Tea & Receipts

How to call out a bad landlord in DFW with receipts (and without getting sued)

Your landlord is terrible. You want to warn people. Here's how to do it WITHOUT catching a defamation lawsuit.

The legal framework:

  • Truth is an absolute defense to defamation in Texas. If it happened and you can prove it, you can say it. Period. Source: Texas Civil Practice & Remedies Code 73.005.
  • Opinion is protected. "This apartment complex is terrible" is opinion and legally protected under the 1st Amendment. "The manager stole my deposit" is a factual claim that must be true.
  • Texas has a strong anti-SLAPP statute (Texas Civil Practice & Remedies Code Chapter 27, the "Texas Citizens Participation Act"). If a landlord sues you for truthful public speech about a public concern, you can file a motion to dismiss and recover attorney's fees.

How to build your case BEFORE posting:

  1. Document everything in writing. Emails, texts, certified letters. If it's not in writing, it didn't happen.
  2. Photograph/video condition issues. Dated, timestamped.
  3. Keep copies of all communication. Screenshots, email exports.
  4. File formal complaints first:
    • City code compliance (habitability issues)
    • Texas AG Consumer Protection (lease violations)
    • BBB (business complaint record)
  5. Check court records. Dallas County (dallascounty.org) and Tarrant County (tarrantcounty.com) civil case searches. Prior lawsuits against the property establish a pattern.

When posting your callout:

  • State facts, not accusations. "I submitted 3 maintenance requests in writing over 60 days and none were completed" vs. "They don't care about tenants."
  • Attach evidence: photos, screenshots of emails, copies of complaints filed
  • Don't exaggerate. The truth is powerful enough.

RECEIPTS REQUIRED: This is non-negotiable. Every landlord callout must include documentation. Screenshots of communication, photos of conditions, copies of filed complaints. No evidence = post gets ignored.

Sources:

  • Texas Civil Practice & Remedies Code 73.005 (truth defense)
  • Texas Civil Practice & Remedies Code Chapter 27 (TCPA / anti-SLAPP)
  • Texas Property Code Chapters 91-92 (landlord-tenant law)
  • Dallas County / Tarrant County civil case search

Document first. Post second. Always in that order.

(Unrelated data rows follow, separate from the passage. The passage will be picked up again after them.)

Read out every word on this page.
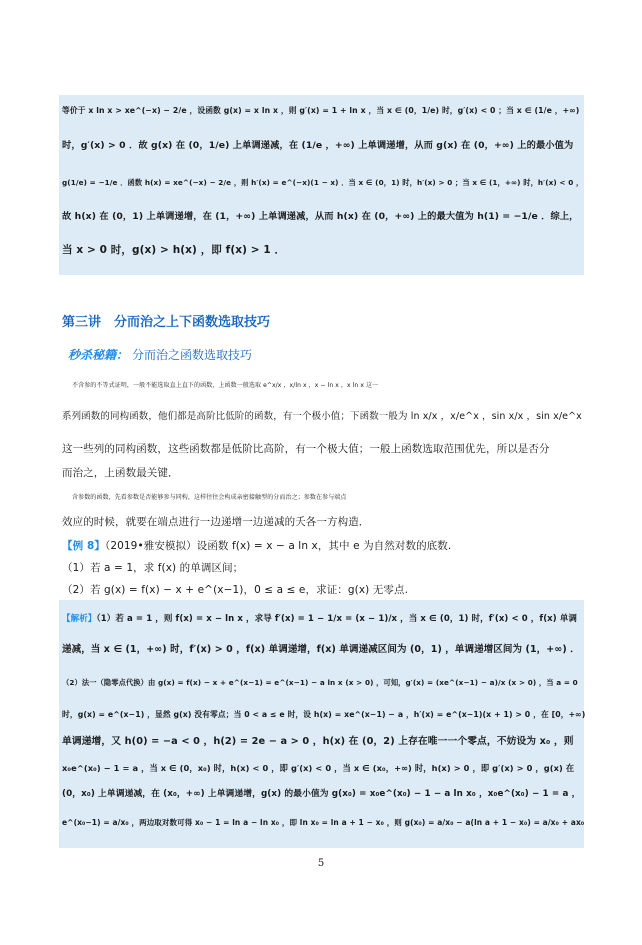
等价于 x ln x > xe^(−x) − 2/e ，设函数 g(x) = x ln x ，则 g′(x) = 1 + ln x ，当 x ∈ (0，1/e) 时，g′(x) < 0 ；当 x ∈ (1/e ，+∞)
时，g′(x) > 0 ．故 g(x) 在 (0，1/e) 上单调递减，在 (1/e ，+∞) 上单调递增，从而 g(x) 在 (0，+∞) 上的最小值为
g(1/e) = −1/e ．函数 h(x) = xe^(−x) − 2/e ，则 h′(x) = e^(−x)(1 − x) ．当 x ∈ (0，1) 时，h′(x) > 0 ；当 x ∈ (1，+∞) 时，h′(x) < 0 ，
故 h(x) 在 (0，1) 上单调递增，在 (1，+∞) 上单调递减，从而 h(x) 在 (0，+∞) 上的最大值为 h(1) = −1/e ．综上，
当 x > 0 时，g(x) > h(x) ，即 f(x) > 1 ．
第三讲　分而治之上下函数选取技巧
秒杀秘籍： 分而治之函数选取技巧
不含参的不等式证明，一般不能选取直上直下的函数，上函数一般选取 e^x/x ，x/ln x ，x − ln x ，x ln x 这一
系列函数的同构函数，他们都是高阶比低阶的函数，有一个极小值；下函数一般为 ln x/x ，x/e^x ，sin x/x ，sin x/e^x
这一些列的同构函数，这些函数都是低阶比高阶，有一个极大值；一般上函数选取范围优先，所以是否分
而治之，上函数最关键．
含参数的函数，先看参数是否能够参与同构，这样往往会构成亲密接触型的分而治之；参数在参与端点
效应的时候，就要在端点进行一边递增一边递减的夭各一方构造．
【例 8】（2019•雅安模拟）设函数 f(x) = x − a ln x，其中 e 为自然对数的底数.
（1）若 a = 1，求 f(x) 的单调区间；
（2）若 g(x) = f(x) − x + e^(x−1)，0 ≤ a ≤ e，求证：g(x) 无零点.
【解析】（1）若 a = 1 ，则 f(x) = x − ln x ，求导 f′(x) = 1 − 1/x = (x − 1)/x ，当 x ∈ (0，1) 时，f′(x) < 0 ，f(x) 单调
递减，当 x ∈ (1，+∞) 时，f′(x) > 0 ，f(x) 单调递增，f(x) 单调递减区间为 (0，1) ，单调递增区间为 (1，+∞) ．
（2）法一（隐零点代换）由 g(x) = f(x) − x + e^(x−1) = e^(x−1) − a ln x (x > 0) ，可知，g′(x) = (xe^(x−1) − a)/x (x > 0) ，当 a = 0
时，g(x) = e^(x−1) ，显然 g(x) 没有零点；当 0 < a ≤ e 时，设 h(x) = xe^(x−1) − a ，h′(x) = e^(x−1)(x + 1) > 0 ，在 [0，+∞)
单调递增，又 h(0) = −a < 0 ，h(2) = 2e − a > 0 ，h(x) 在 (0，2) 上存在唯一一个零点，不妨设为 x₀ ，则
x₀e^(x₀) − 1 = a ，当 x ∈ (0，x₀) 时，h(x) < 0 ，即 g′(x) < 0 ，当 x ∈ (x₀，+∞) 时，h(x) > 0 ，即 g′(x) > 0 ，g(x) 在
(0，x₀) 上单调递减，在 (x₀，+∞) 上单调递增，g(x) 的最小值为 g(x₀) = x₀e^(x₀) − 1 − a ln x₀ ，x₀e^(x₀) − 1 = a ，
e^(x₀−1) = a/x₀ ，两边取对数可得 x₀ − 1 = ln a − ln x₀ ，即 ln x₀ = ln a + 1 − x₀ ，则 g(x₀) = a/x₀ − a(ln a + 1 − x₀) = a/x₀ + ax₀
5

Real talk — what are your thoughts?

Community ReportAutomatedSource: Community ReportPublished: Mar 29, 2026, 11:11 AM

3 Comments

u/taco_run_tx·

The anti-SLAPP statute in Texas is strong. A landlord in Fort Worth tried to sue a tenant for a Google review. Motion to dismiss filed under TCPA, case tossed, landlord paid attorney fees.

Filed a code compliance complaint against my complex in Irving for mold in the HVAC. Inspector came, confirmed it, complex had to remediate within 30 days. Documentation was everything.

Court record searches are free and public. I found 14 lawsuits against my prospective landlord before signing the lease. Nope.